I am a newbie to emacs and Linux in general (started my linux journey 2 months ago) and want to learn emacs. Does anyone have good ressources to learn emacs as a beginner? Also should I use a distro like doom Emacs or should I do it from scratch
Learning emacs is a beautiful journey. I am learning it since 2003, and i think i am in the middle of the the travel. Dont stop if you fall. The road is long.
Don’t use “distros” (doom and such) use the vanilla emacs. Do the tutorial and read the manual.
Uncle Dave’s Emacs Playlist Is All You Need:
- https://www.youtube.com/playlist?list=PLX2044Ew-UVVv31a0-Qn3dA6Sd_-NyA1n
I’m not really agreeing with much of what is here, and I say that as someone that recently learnt to use (and abuse) Emacs recently.
For starters, vanilla Emacs is just too raw to be useful (especially for coding), but Doom and Spacemacs I found to be too opinionated and basically felt like too much of a deviation from vanilla and like I had bought an off the shelf IDE.
Eventually I found Prelude, and that seemed to be a happy medium of being quite vanilla but still being ready to use for coding.
The major hurdle at the start was keybindings - but I had trained myself a bit by using the Emacs bindings in VS Code first.

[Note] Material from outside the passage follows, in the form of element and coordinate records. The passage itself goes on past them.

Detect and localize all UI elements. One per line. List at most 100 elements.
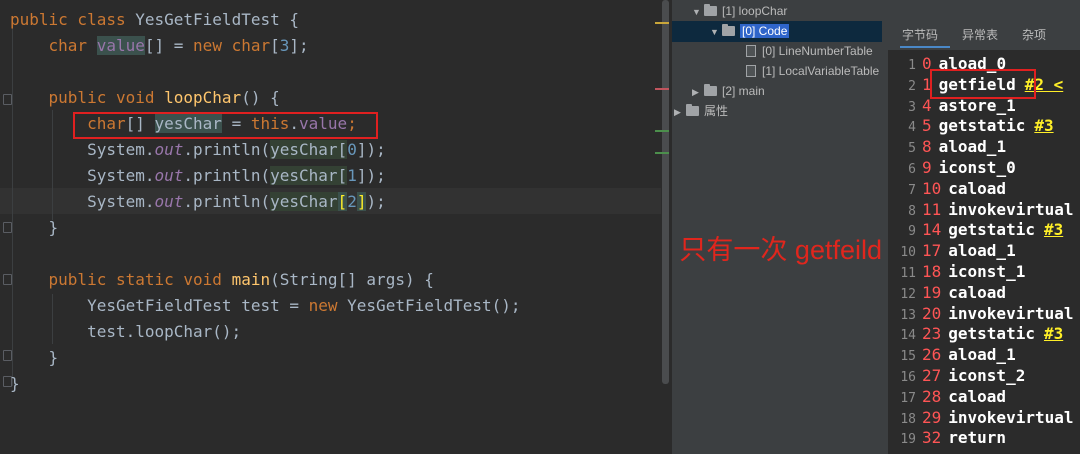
error-stripe-mark[interactable] [655, 88, 669, 90]
bytecode-row[interactable]: 7 10 caload [888, 178, 1080, 199]
bytecode-row[interactable]: 19 32 return [888, 427, 1080, 448]
bytecode-row[interactable]: 6 9 iconst_0 [888, 157, 1080, 178]
editor-scrollbar-thumb[interactable] [662, 0, 669, 384]
code-line[interactable]: public class YesGetFieldTest { [0, 7, 672, 33]
code-line[interactable]: public void loopChar() { [0, 85, 672, 111]
code-token: } [10, 348, 59, 367]
tree-node-label: [2] main [722, 84, 765, 98]
code-token: public class [10, 10, 136, 29]
code-line[interactable] [0, 59, 672, 85]
expand-down-icon[interactable]: ▼ [710, 22, 722, 42]
code-token: .println( [183, 192, 271, 211]
code-token: out [154, 166, 184, 185]
tab-bytecode[interactable]: 字节码 [890, 22, 950, 48]
expand-right-icon[interactable]: ▶ [692, 82, 704, 102]
bytecode-row[interactable]: 9 14 getstatic #3 [888, 219, 1080, 240]
bytecode-offset: 19 [922, 282, 942, 302]
code-token: System. [10, 166, 155, 185]
bytecode-opcode: aload_1 [948, 241, 1016, 261]
tab-label: 异常表 [962, 28, 999, 42]
code-token: yesChar [270, 140, 338, 159]
bytecode-offset: 29 [922, 407, 942, 427]
bytecode-row[interactable]: 14 23 getstatic #3 [888, 323, 1080, 344]
tree-node-label: [1] LocalVariableTable [762, 64, 880, 78]
bytecode-opcode: caload [948, 282, 1007, 302]
tree-node-label: [1] loopChar [722, 4, 788, 18]
code-line[interactable]: System.out.println(yesChar[1]); [0, 163, 672, 189]
code-line[interactable]: System.out.println(yesChar[2]); [0, 189, 672, 215]
code-editor[interactable]: public class YesGetFieldTest { char valu… [0, 0, 672, 454]
tab-label: 杂项 [1022, 28, 1047, 42]
annotation-box-field-load [73, 112, 378, 139]
bytecode-tabs: 字节码 异常表 杂项 [888, 22, 1080, 48]
folder-icon [704, 4, 717, 16]
constant-pool-ref[interactable]: #3 [1044, 220, 1063, 239]
code-line[interactable]: public static void main(String[] args) { [0, 267, 672, 293]
file-icon [746, 65, 756, 77]
tree-node-label: [0] Code [740, 24, 790, 38]
tab-exception-table[interactable]: 异常表 [950, 22, 1010, 48]
bytecode-row[interactable]: 15 26 aload_1 [888, 344, 1080, 365]
code-token: .println( [183, 166, 271, 185]
code-line[interactable]: test.loopChar(); [0, 319, 672, 345]
code-line[interactable]: YesGetFieldTest test = new YesGetFieldTe… [0, 293, 672, 319]
code-token: [ [337, 140, 348, 159]
code-token: () { [241, 88, 280, 107]
annotation-note: 只有一次 getfeild [679, 235, 882, 265]
code-line[interactable]: } [0, 215, 672, 241]
constant-pool-ref[interactable]: #3 [1034, 116, 1053, 135]
expand-right-icon[interactable]: ▶ [674, 102, 686, 122]
warning-stripe-mark[interactable] [655, 22, 669, 24]
code-token: main [231, 270, 271, 289]
bytecode-offset: 5 [922, 116, 932, 136]
bytecode-offset: 18 [922, 262, 942, 281]
bytecode-row[interactable]: 13 20 invokevirtual [888, 303, 1080, 324]
class-structure-tree[interactable]: ▼ [1] loopChar ▼ [0] Code [0] LineNumberTa… [672, 0, 882, 454]
code-line[interactable]: } [0, 345, 672, 371]
tree-node-main[interactable]: ▶ [2] main [692, 81, 765, 101]
bytecode-offset: 11 [922, 199, 942, 219]
code-line[interactable]: System.out.println(yesChar[0]); [0, 137, 672, 163]
bytecode-row[interactable]: 4 5 getstatic #3 [888, 115, 1080, 136]
bytecode-opcode: getstatic [938, 116, 1026, 136]
bytecode-listing[interactable]: 1 0 aload_0 2 1 getfield #2 <3 4 astore_1 4 5 getst… [888, 50, 1080, 454]
bytecode-row[interactable]: 17 28 caload [888, 386, 1080, 407]
bytecode-opcode: invokevirtual [948, 303, 1074, 323]
bytecode-row[interactable]: 12 19 caload [888, 282, 1080, 303]
bytecode-row[interactable]: 5 8 aload_1 [888, 136, 1080, 157]
bytecode-opcode: iconst_1 [948, 262, 1026, 281]
code-token: } [10, 374, 20, 393]
bytecode-row[interactable]: 11 18 iconst_1 [888, 261, 1080, 282]
tree-node-attributes[interactable]: ▶ 属性 [674, 101, 728, 121]
tree-node-line-number-table[interactable]: [0] LineNumberTable [746, 41, 873, 61]
file-icon [746, 45, 756, 57]
bytecode-row[interactable]: 18 29 invokevirtual [888, 407, 1080, 428]
code-line[interactable]: } [0, 371, 672, 397]
change-stripe-mark[interactable] [655, 152, 669, 154]
change-stripe-mark[interactable] [655, 130, 669, 132]
code-token: .println( [183, 140, 271, 159]
bytecode-offset: 17 [922, 241, 942, 261]
tree-node-code[interactable]: ▼ [0] Code [710, 21, 790, 42]
bytecode-row[interactable]: 8 11 invokevirtual [888, 199, 1080, 220]
tree-node-loopchar[interactable]: ▼ [1] loopChar [692, 1, 787, 21]
code-token: yesChar [270, 166, 338, 185]
bytecode-opcode: invokevirtual [948, 199, 1074, 219]
folder-icon [704, 84, 717, 96]
constant-pool-ref[interactable]: #3 [1044, 324, 1063, 343]
bytecode-opcode: getstatic [948, 324, 1035, 344]
bytecode-row[interactable]: 10 17 aload_1 [888, 240, 1080, 261]
code-token: out [154, 140, 184, 159]
code-token: YesGetFieldTest test = [10, 296, 309, 315]
bytecode-opcode: iconst_2 [948, 366, 1026, 385]
bytecode-row[interactable]: 16 27 iconst_2 [888, 365, 1080, 386]
expand-down-icon[interactable]: ▼ [692, 2, 704, 22]
code-token: ]; [289, 36, 309, 55]
code-line[interactable]: char value[] = new char[3]; [0, 33, 672, 59]
code-line[interactable] [0, 241, 672, 267]
tab-misc[interactable]: 杂项 [1010, 22, 1058, 48]
bytecode-offset: 10 [922, 178, 942, 198]
tree-node-local-variable-table[interactable]: [1] LocalVariableTable [746, 61, 879, 81]
bytecode-offset: 26 [922, 345, 942, 365]
code-token: out [154, 192, 184, 211]
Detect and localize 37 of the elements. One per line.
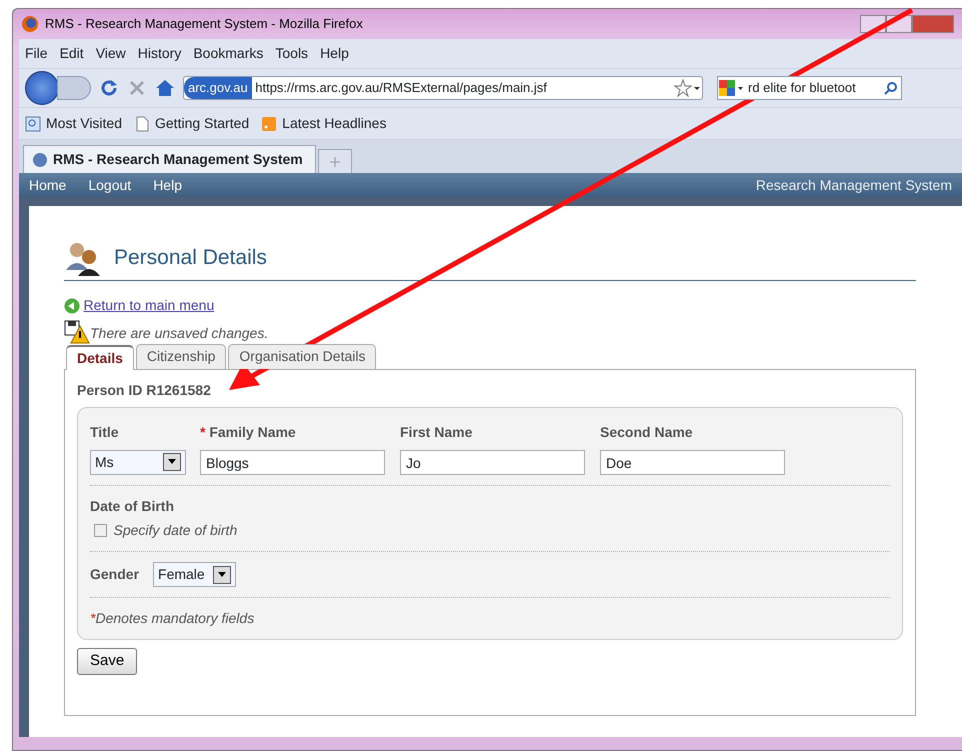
field-label: * Family Name	[200, 422, 297, 442]
menu-item[interactable]: Bookmarks	[193, 43, 264, 64]
menu-item[interactable]: File	[25, 43, 48, 64]
field-label: Second Name	[600, 422, 694, 442]
bookmark-link[interactable]: Most Visited	[25, 113, 122, 134]
return-link[interactable]: Return to main menu	[84, 295, 214, 316]
menu-item[interactable]: Tools	[275, 43, 308, 64]
tab[interactable]: Organisation Details	[228, 344, 376, 368]
field-label: Date of Birth	[90, 496, 175, 516]
warning-text: There are unsaved changes.	[90, 324, 268, 343]
bookmark-link[interactable]: Getting Started	[134, 113, 250, 134]
window-title: RMS - Research Management System - Mozilla Firefox	[45, 15, 363, 34]
browser-tab[interactable]: RMS - Research Management System	[23, 145, 316, 173]
tab[interactable]: Citizenship	[136, 344, 226, 368]
field-label: First Name	[400, 422, 474, 442]
menu-item[interactable]: Help	[320, 43, 349, 64]
menu-item[interactable]: Edit	[60, 43, 84, 64]
gender-select[interactable]: Female	[153, 562, 236, 587]
page-heading: Personal Details	[114, 245, 267, 271]
site-brand: Research Management System	[756, 176, 952, 195]
mandatory-note: *Denotes mandatory fields	[90, 609, 256, 628]
tab[interactable]: Details	[66, 344, 134, 370]
text-field[interactable]: Bloggs	[200, 450, 385, 474]
nav-link[interactable]: Help	[153, 174, 182, 196]
nav-link[interactable]: Logout	[88, 174, 132, 196]
title-select[interactable]: Ms	[90, 450, 186, 474]
checkbox-label: Specify date of birth	[114, 521, 238, 540]
bookmark-link[interactable]: Latest Headlines	[261, 113, 386, 134]
menu-item[interactable]: History	[138, 43, 182, 64]
person-id: Person ID R1261582	[77, 380, 212, 400]
text-field[interactable]: Doe	[600, 450, 785, 474]
menu-item[interactable]: View	[96, 43, 126, 64]
save-button[interactable]: Save	[77, 648, 138, 674]
nav-link[interactable]: Home	[29, 174, 66, 196]
text-field[interactable]: Jo	[400, 450, 585, 474]
field-label: Title	[90, 422, 120, 442]
field-label: Gender	[90, 565, 140, 584]
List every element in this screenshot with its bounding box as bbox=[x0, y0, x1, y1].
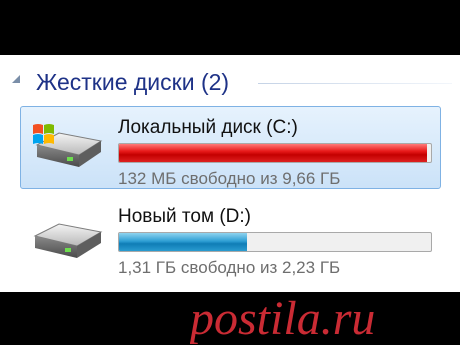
hard-drive-icon bbox=[33, 223, 103, 258]
postila-watermark-logo: postila.ru bbox=[190, 292, 375, 345]
capacity-bar bbox=[118, 232, 432, 252]
group-title: Жесткие диски (2) bbox=[36, 69, 230, 95]
drive-free-space: 1,31 ГБ свободно из 2,23 ГБ bbox=[118, 258, 341, 277]
group-header-hard-disks[interactable]: Жесткие диски (2) bbox=[8, 65, 452, 101]
drive-item-c[interactable]: Локальный диск (C:) 132 МБ свободно из 9… bbox=[20, 106, 441, 189]
drive-name: Локальный диск (C:) bbox=[118, 117, 298, 138]
capacity-bar-fill bbox=[119, 144, 427, 162]
explorer-drives-panel: Жесткие диски (2) Локальный диск (C:) 13… bbox=[0, 55, 460, 292]
drive-item-d[interactable]: Новый том (D:) 1,31 ГБ свободно из 2,23 … bbox=[20, 199, 441, 277]
windows-hard-drive-icon bbox=[33, 124, 103, 167]
top-black-band bbox=[0, 0, 460, 55]
svg-text:postila.ru: postila.ru bbox=[190, 292, 375, 345]
capacity-bar bbox=[118, 143, 432, 163]
drive-free-space: 132 МБ свободно из 9,66 ГБ bbox=[118, 169, 341, 188]
drive-name: Новый том (D:) bbox=[118, 206, 251, 227]
collapse-chevron-icon[interactable] bbox=[11, 74, 21, 84]
group-divider bbox=[258, 83, 452, 84]
capacity-bar-fill bbox=[119, 233, 247, 251]
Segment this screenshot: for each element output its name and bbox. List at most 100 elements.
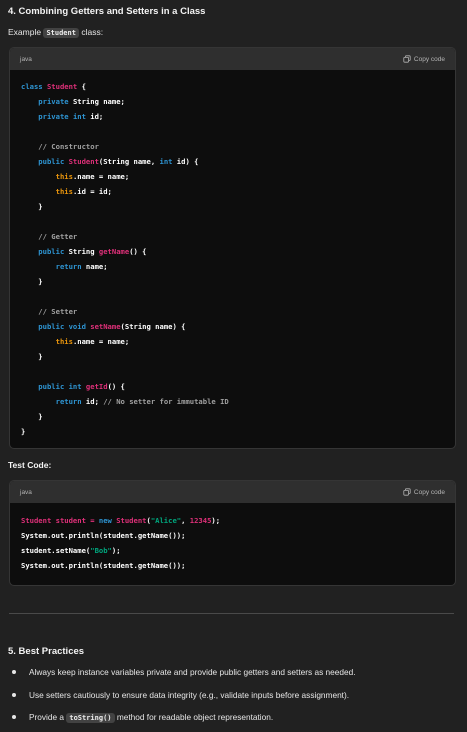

Work through the tutorial.
patience
people who used emacs for 20 years still learn some stuff :)
join irc, or mastodon or any place to chat with people, it helps getting some things faster
watch emacsrocks, videos from a few years ago but excellent ratio between short demo and long term insight :)
Learn how to use the built-in help functions.
This post is an automated archive from a submission made on /r/emacs, powered by Fediverser software running on alien.top. Responses to this submission will not be seen by the original author until they claim ownership of their alien.top account. Please consider reaching out to them let them know about this post and help them migrate to Lemmy.
Lemmy users: you are still very much encouraged to participate in the discussion. There are still many other subscribers on !emacs@communick.news that can benefit from your contribution and join in the conversation.
Reddit users: you can also join the fediverse right away by getting by visiting https://portal.alien.top. If you are looking for a Reddit alternative made for and by an independent community, check out Fediverser.
I wrote a website for beginners, focused on writing prose, not code
Start with vanilla Emacs. Slowly but surely you’ll grow your config to the point of … throw it away. And start again. Same story a few times and in the end, there you have it.
I’d start with traditional emacs key bindings and a rudimentary initialization file. As you get more comfortable, increase the complexity of your initialization file to solve a current need. I’d advise not thinking about learning emacs but think about using emacs instead. If you’re persistent, you’ll use it to solve a set of different problems (using myself as an example, I’ve started using emacs as a replacement for two usecases–text generation and automated search and replacement on a large number of files–that I typically solved with shell scripts).
Not wasting a huge amount of time screwing around with emacs requires discipline as it’s easy to screw around on things with little value (e.g. trying every theme you can find or searching for the perfect fix to something that only happens on startup) because it’s interesting. I’d plan on a little time for fun but avoid going overboard.
I’m glad nobody is recommending garbage like doom emacs, evil and etc.
Just start from the tutorial start adding your keybindings to make your life easy.Read the built in documentation.
Do the internal tutorial. Just click on the link of the splash page
https://www.emacswiki.org/emacs/SiteMap#LearningEmacs
That is, just go to Emacs Wiki. The very first heading after How to use this site is Learning About Emacs.
There you’ll find lots of suggestions from Emacs users, new and veteran (including probably all or most suggestions you’ll find here). Anyone can add their suggestions there (like here, but all in a single place).